Diz o general ministro da defesa, na absurda Ordem do Dia, que “As Forças Armadas acabaram assumindo a responsabilidade de pacificar o País, enfrentando os desgastes para reorganizá-lo e garantir as liberdades democráticas que hoje desfrutamos”. Essa sandice não se põe de pé. Como chamar de pacificação uma ditadura de 21 anos, a perseguição a milhares de brasileiros, as cassações de mandatos eletivos, a censura, a invasão de universidades e a perseguição a cientistas e pesquisadores, o confinamento e o exílio de centenas de patriotas, enfim, as prisões, a tortura e os assassinatos, os incontáveis mortos sem sepultura? Reorganizar o país? Ora, isso foi obra da Constituinte de 88, requerida pelo povo contra o veto dos militares. Uma reorganização, aliás, interrompida pelo golpe de 2016 e o governo militar do capitão. Sim, governo militar, e dele não conseguirão se apartar os fardados diante do severo julgamento da História.
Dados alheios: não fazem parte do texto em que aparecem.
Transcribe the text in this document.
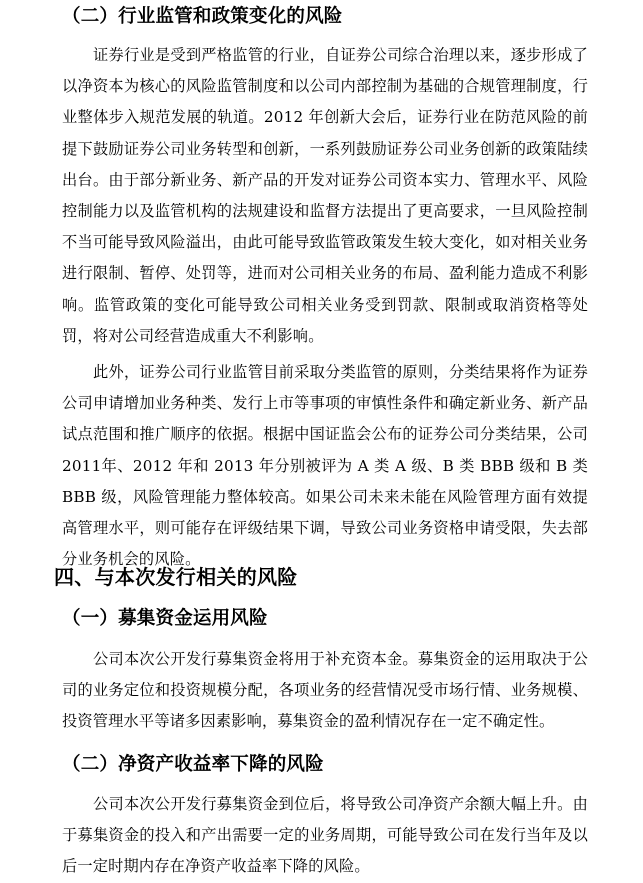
（二）行业监管和政策变化的风险
证券行业是受到严格监管的行业，自证券公司综合治理以来，逐步形成了以净资本为核心的风险监管制度和以公司内部控制为基础的合规管理制度，行业整体步入规范发展的轨道。2012 年创新大会后，证券行业在防范风险的前提下鼓励证券公司业务转型和创新，一系列鼓励证券公司业务创新的政策陆续出台。由于部分新业务、新产品的开发对证券公司资本实力、管理水平、风险控制能力以及监管机构的法规建设和监督方法提出了更高要求，一旦风险控制不当可能导致风险溢出，由此可能导致监管政策发生较大变化，如对相关业务进行限制、暂停、处罚等，进而对公司相关业务的布局、盈利能力造成不利影响。监管政策的变化可能导致公司相关业务受到罚款、限制或取消资格等处罚，将对公司经营造成重大不利影响。
此外，证券公司行业监管目前采取分类监管的原则，分类结果将作为证券公司申请增加业务种类、发行上市等事项的审慎性条件和确定新业务、新产品试点范围和推广顺序的依据。根据中国证监会公布的证券公司分类结果，公司 2011年、2012 年和 2013 年分别被评为 A 类 A 级、B 类 BBB 级和 B 类 BBB 级，风险管理能力整体较高。如果公司未来未能在风险管理方面有效提高管理水平，则可能存在评级结果下调，导致公司业务资格申请受限，失去部分业务机会的风险。
四、与本次发行相关的风险
（一）募集资金运用风险
公司本次公开发行募集资金将用于补充资本金。募集资金的运用取决于公司的业务定位和投资规模分配，各项业务的经营情况受市场行情、业务规模、投资管理水平等诸多因素影响，募集资金的盈利情况存在一定不确定性。
（二）净资产收益率下降的风险
公司本次公开发行募集资金到位后，将导致公司净资产余额大幅上升。由于募集资金的投入和产出需要一定的业务周期，可能导致公司在发行当年及以后一定时期内存在净资产收益率下降的风险。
E como falar em liberdades democráticas, se nossas forças armadas sempre as golpearam, como nas ditaduras dos marechais Deodoro da Fonseca e Floriano Peixoto, ou sustentando por trinta anos os governos autoritários e ilegítimos da velha república, a serviço do latifúndio e do atraso, como o desastrado governo do quase grotesco marechal Hermes da Fonseca, que governou do primeiro ao último dia sob estado de sítio? Como podem se auto-nomear defensoras das liberdades democráticas as forças armadas que deram o golpe de 1937, contra a democracia e a Constituição liberal de 1934, implantaram a ditadura do Estado Novo, levaram Getúlio Vargas ao suicídio em 1954, se insurgiram contra a Constituição em 1961 e, finalmente, instauraram a ditadura em 1964, rasgaram a Constituição de 1946 e passaram a legislar mediante atos institucionais protofascistas? Foram generais, liderados pelo comandante do exército, que inventaram Bolsonaro – tenente de carreira reles, reformado como capitão e por quase 30 anos habitante do baixo clero da câmara dos deputados – e é a caserna (o capitão fala mesmo em “meu exército”) que lhe dá sustentação.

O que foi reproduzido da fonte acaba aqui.